AGÊNCIA DC NEWS – No mercado brasileiro, mais de 60% das vendas de veículos são financiadas. Qual será a estratégia para atrair o consumidor?
RICARDO BASTOS – Nossa área de finanças se prepara para isso, por exemplo com oferta de juro zero e taxas reduzidas, mas tudo vai depender do mercado. Temos a única plataforma de financiamento online com aprovação em até um minuto e várias promoções. Vamos reagir junto de nossos concorrentes. Obviamente as condições tendem a não ser tão agressivas quanto foram no passado.
AGÊNCIA DC NEWS – Com produção local, a política de preços será mantida?
RICARDO BASTOS – Sim, porque nosso modelo de negócios não muda. Nossos veículos são 100% faturados pela GWM, têm preço único no Brasil inteiro e isso não muda nem para o importado nem para o produzido aqui. Também focamos na valorização do carro usado na troca por um zero. Recentemente criamos um fundo de investimento chamado FIDC para ajudar os concessionários a pagarem preços melhores pelo carro usado dado na substituição pelo novo.
AGÊNCIA DC NEWS – Então podem ficar até mais competitivos?
RICARDO BASTOS – Com a produção local vai ficar ainda mais fácil (fazer ações de venda) porque vamos ter controle sobre a produção, volumes e estoques. Nosso pós-venda vai melhorar ainda mais, pois teremos fornecedores locais, por exemplo de pneus e de itens de manutenção frequente como filtros e óleo. Também criamos um programa de assinatura, que é a locação por períodos de um a três anos, em parceria com a Abla (Associação Brasileira das Locadoras de Automóveis).
AGÊNCIA DC NEWS – A fábrica vai abrir as portas sob um fogo cruzado de montadoras chinesas e tradicionais, que pedem ao governo a antecipação da cobrança da taxa máxima de Imposto de Importação para carros elétricos e híbridos. Desde janeiro de 2023 a taxa, antes isenta, aumenta gradualmente e deve chegar aos 35% em julho de 2026. Como o senhor vê esse movimento?
RICARDO BASTOS – Estamos no ritmo de inauguração da fábrica e vamos parar de importar o Haval, que é nosso principal modelo, para produzi-lo localmente. Para nós, esse debate já está superado. Queremos que a regra seja cumprida. Desde o final de 2023 o governo publicou a regra e definiu o cronograma.
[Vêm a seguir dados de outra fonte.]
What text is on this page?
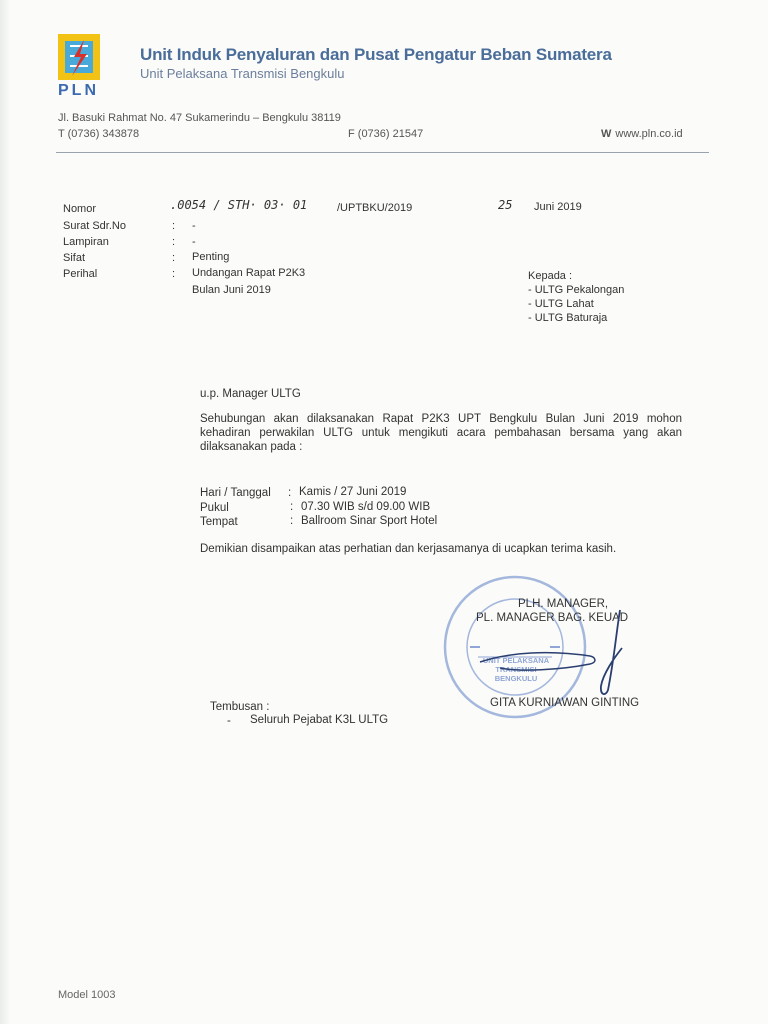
PLN
Unit Induk Penyaluran dan Pusat Pengatur Beban Sumatera
Unit Pelaksana Transmisi Bengkulu
Jl. Basuki Rahmat No. 47 Sukamerindu – Bengkulu 38119
T (0736) 343878	F (0736) 21547	W www.pln.co.id
Nomor	.0054 / STH· 03· 01	/UPTBKU/2019	25 Juni 2019
Surat Sdr.No	: -
Lampiran	: -
Sifat	: Penting
Perihal	: Undangan Rapat P2K3
Bulan Juni 2019
Kepada :
- ULTG Pekalongan
- ULTG Lahat
- ULTG Baturaja
u.p. Manager ULTG
Sehubungan akan dilaksanakan Rapat P2K3 UPT Bengkulu Bulan Juni 2019 mohon kehadiran perwakilan ULTG untuk mengikuti acara pembahasan bersama yang akan dilaksanakan pada :
Hari / Tanggal : Kamis / 27 Juni 2019
Pukul	: 07.30 WIB s/d 09.00 WIB
Tempat	: Ballroom Sinar Sport Hotel
Demikian disampaikan atas perhatian dan kerjasamanya di ucapkan terima kasih.
UNIT PELAKSANA TRANSMISI BENGKULU
PLH. MANAGER,
PL. MANAGER BAG. KEUAD
GITA KURNIAWAN GINTING
Tembusan :
- Seluruh Pejabat K3L ULTG
Model 1003
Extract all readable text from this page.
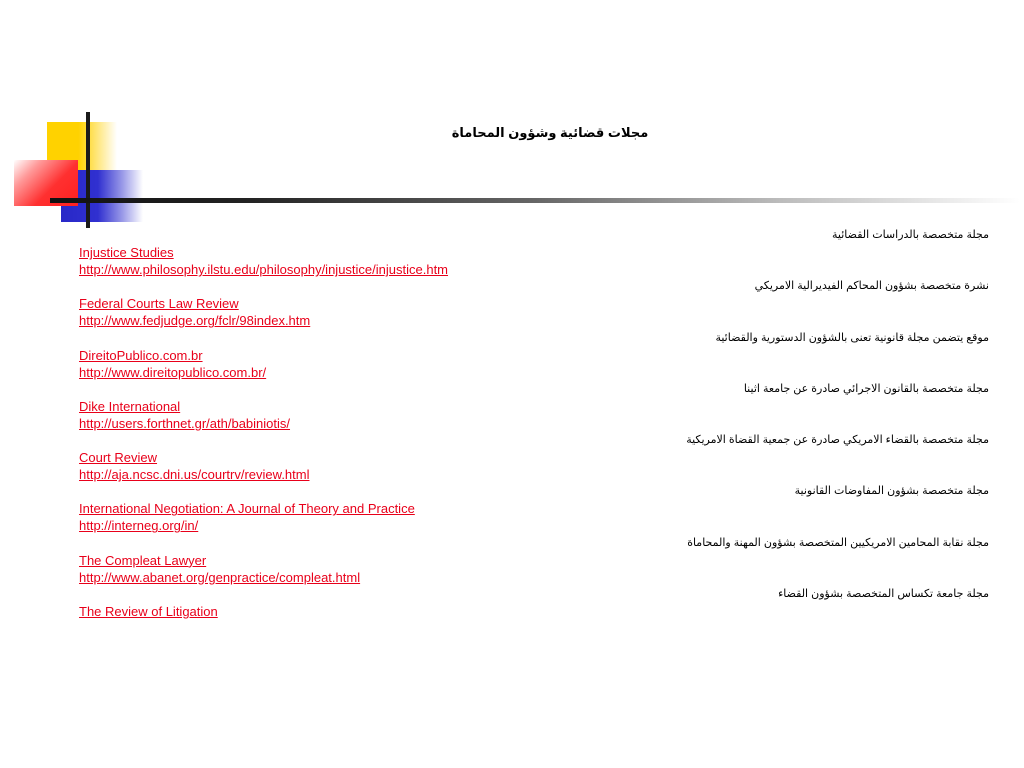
مجلات قضائية وشؤون المحاماة
مجلة متخصصة بالدراسات القضائية
Injustice Studies
http://www.philosophy.ilstu.edu/philosophy/injustice/injustice.htm
نشرة متخصصة بشؤون المحاكم الفيديرالية الامريكي
Federal Courts Law Review
http://www.fedjudge.org/fclr/98index.htm
موقع يتضمن مجلة قانونية تعنى بالشؤون الدستورية والقضائية
DireitoPublico.com.br
http://www.direitopublico.com.br/
مجلة متخصصة بالقانون الاجرائي صادرة عن جامعة اثينا
Dike International
http://users.forthnet.gr/ath/babiniotis/
مجلة متخصصة بالقضاء الامريكي صادرة عن جمعية القضاة الامريكية
Court Review
http://aja.ncsc.dni.us/courtrv/review.html
مجلة متخصصة بشؤون المفاوضات القانونية
International Negotiation: A Journal of Theory and Practice
http://interneg.org/in/
مجلة نقابة المحامين الامريكيين المتخصصة بشؤون المهنة والمحاماة
The Compleat Lawyer
http://www.abanet.org/genpractice/compleat.html
مجلة جامعة تكساس المتخصصة بشؤون القضاء
The Review of Litigation
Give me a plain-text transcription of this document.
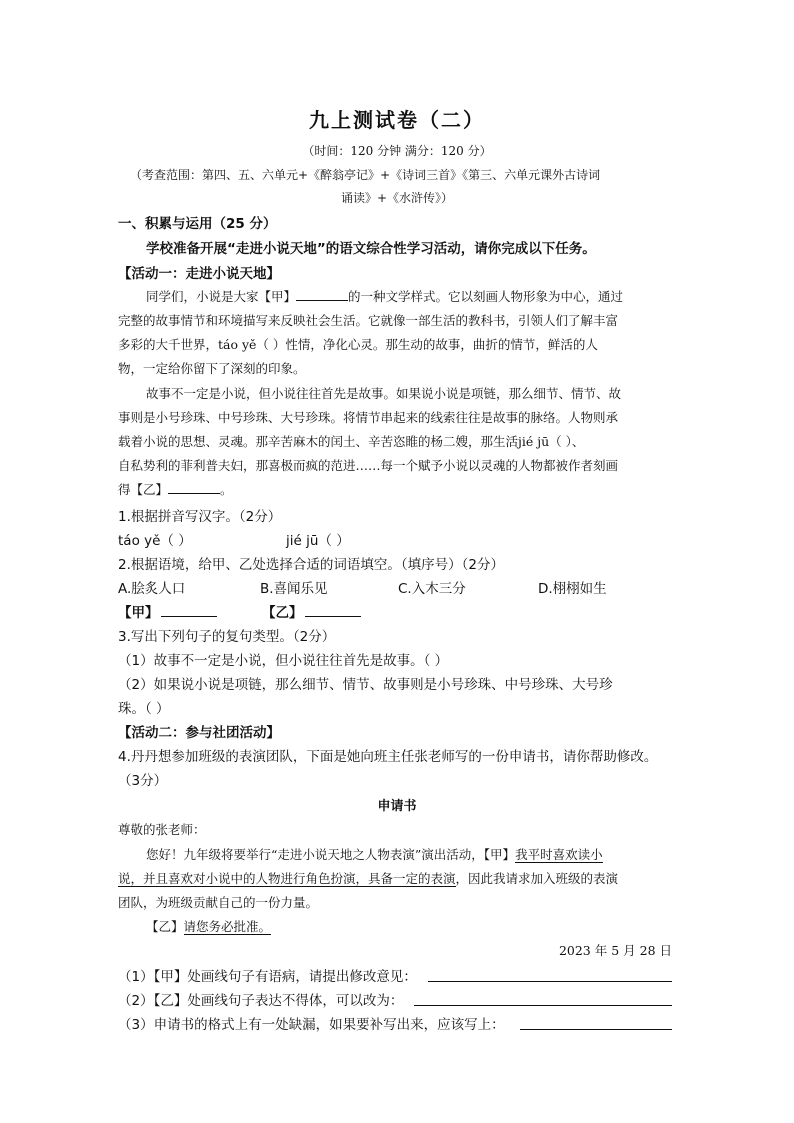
九上测试卷（二）
（时间：120 分钟 满分：120 分）
（考查范围：第四、五、六单元+《醉翁亭记》+《诗词三首》《第三、六单元课外古诗词
诵读》+《水浒传》）
一、积累与运用（25 分）
学校准备开展“走进小说天地”的语文综合性学习活动，请你完成以下任务。
【活动一：走进小说天地】
同学们，小说是大家【甲】	的一种文学样式。它以刻画人物形象为中心，通过
完整的故事情节和环境描写来反映社会生活。它就像一部生活的教科书，引领人们了解丰富
多彩的大千世界，táo yě（ ）性情，净化心灵。那生动的故事，曲折的情节，鲜活的人
物，一定给你留下了深刻的印象。
故事不一定是小说，但小说往往首先是故事。如果说小说是项链，那么细节、情节、故
事则是小号珍珠、中号珍珠、大号珍珠。将情节串起来的线索往往是故事的脉络。人物则承
载着小说的思想、灵魂。那辛苦麻木的闰土、辛苦恣睢的杨二嫂，那生活jié jū（ ）、
自私势利的菲利普夫妇，那喜极而疯的范进……每一个赋予小说以灵魂的人物都被作者刻画
得【乙】	。
1.根据拼音写汉字。（2分）
táo yě（ ）	jié jū（ ）
2.根据语境，给甲、乙处选择合适的词语填空。（填序号）（2分）
A.脍炙人口	B.喜闻乐见	C.入木三分	D.栩栩如生
【甲】	【乙】
3.写出下列句子的复句类型。（2分）
（1）故事不一定是小说，但小说往往首先是故事。（ ）
（2）如果说小说是项链，那么细节、情节、故事则是小号珍珠、中号珍珠、大号珍
珠。（ ）
【活动二：参与社团活动】
4.丹丹想参加班级的表演团队，下面是她向班主任张老师写的一份申请书，请你帮助修改。
（3分）
申请书
尊敬的张老师：
您好！九年级将要举行“走进小说天地之人物表演”演出活动，【甲】我平时喜欢读小
说，并且喜欢对小说中的人物进行角色扮演，具备一定的表演，因此我请求加入班级的表演
团队，为班级贡献自己的一份力量。
【乙】请您务必批准。
2023 年 5 月 28 日
（1）【甲】处画线句子有语病，请提出修改意见：
（2）【乙】处画线句子表达不得体，可以改为：
（3）申请书的格式上有一处缺漏，如果要补写出来，应该写上：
Para que continuar insistindo em mudá-la? Em vez disso, poderíamos estar trabalhando mais no tema da eletrificação, em colocar mais carregadores rápidos para carros elétricos, em trazer mais tecnologias, trabalhar junto aos fornecedores, por exemplo, para fazer baterias aqui.
AGÊNCIA DC NEWS – Outro ponto de tensão com as fabricantes ligadas à Anfavea (Associação Nacional dos Fabricantes de Veículos Automotores) é um estudo para abertura de processo antidumping contra marcas chinesas que atuam no Brasil…
RICARDO BASTOS – Isso é lamentável. Mas se ocorrer estamos supertranquilos.
AGÊNCIA DC NEWS – Por quê?
RICARDO BASTOS – Porque seguimos todas as regras. Já mostramos publicamente que os preços de alguns modelos vendidos no Brasil são o dobro do cobrado na China, uma parte por causa da questão tributária brasileira. Então é difícil encontrar argumento para falar que a gente faz dumping.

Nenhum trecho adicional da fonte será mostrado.